The main point that Ed made is that situations like Lowe's, Aki's, JGP's, aren't going to happen in future. That's a bit of a "NZ" only problem, because those players need to reach such a high standard to be chosen by the All Blacks, were as a country like Ireland wants them a lot earlier like that. This is basically the 'ready in 3 years' concept Ireland relied on, versus the '5 years and they've left' concept' were that player is now ready to be chosen by the All Blacks (given a contract to play Super, ala SBW, and hopefully Manu).


The 'mercenary' thing that will take longer to expire, and which I was referring to, is the grandparents rule. The new kids coming through now aren't going to have as many gp born overseas, so the amount of players that can leave with a prospect of International rugby offer are going to drop dramatically at some point. All these kiwi fellas playing for a PI, is going to stop sadly.


The new era problem that will replace those old concerns is now French and Japanese clubs (doing the same as NRL teams have done for decades by) picking kids out of school. The problem here is not so much a national identity one, than it is a farm system where 9 in 10 players are left with nothing. A stunted education and no support in a foreign country (well they'll get kicked out of those countries were they don't in Australia).

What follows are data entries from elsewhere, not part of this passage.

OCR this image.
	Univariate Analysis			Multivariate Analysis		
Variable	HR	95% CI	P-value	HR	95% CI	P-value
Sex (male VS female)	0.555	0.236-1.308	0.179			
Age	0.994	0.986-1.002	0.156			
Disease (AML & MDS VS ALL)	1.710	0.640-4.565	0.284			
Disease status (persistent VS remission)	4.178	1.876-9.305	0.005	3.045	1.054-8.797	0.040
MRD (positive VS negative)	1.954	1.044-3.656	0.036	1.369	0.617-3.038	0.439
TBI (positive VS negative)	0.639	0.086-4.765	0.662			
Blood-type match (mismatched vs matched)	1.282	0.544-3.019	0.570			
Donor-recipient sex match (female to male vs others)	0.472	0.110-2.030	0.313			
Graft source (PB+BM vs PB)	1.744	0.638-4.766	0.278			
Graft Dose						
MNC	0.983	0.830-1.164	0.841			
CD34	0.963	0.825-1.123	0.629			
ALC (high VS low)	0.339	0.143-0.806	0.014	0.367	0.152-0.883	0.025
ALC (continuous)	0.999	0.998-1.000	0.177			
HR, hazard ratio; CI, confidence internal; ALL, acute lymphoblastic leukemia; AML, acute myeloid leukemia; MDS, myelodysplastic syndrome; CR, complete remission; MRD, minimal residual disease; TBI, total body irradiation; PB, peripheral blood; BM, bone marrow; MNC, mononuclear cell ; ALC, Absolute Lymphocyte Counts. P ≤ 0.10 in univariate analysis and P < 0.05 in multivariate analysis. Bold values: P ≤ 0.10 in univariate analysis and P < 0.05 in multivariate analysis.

It's the same sort of situation were NZ would be the big guy, but there weren't many downsides with it. The only one I can think was brought up but a poster on this site, I can't recall who it was, but he seemed to know a lot of kids coming from the Islands weren't really given the capability to fly back home during school xms holidays etc. That is probably something that should be fixed by the union. Otherwise getting someone like Fakatava over here for his last year of school definitely results in NZ being able to pick the cherries off the top but it also allows that player to develop and be able to represent Tonga and under age and possibly even later in his career. Where as a kid being taken from NZ is arguably going to be worse off in every respect other than perhaps money. Not going to develop as a person, not going to develop as a player as much, so I have a lotof sympathy for NZs case that I don't include them in that group but I certainly see where you're coming from and it encourages other countries to think they can do the same while not realising they're making a much worse experience/situation.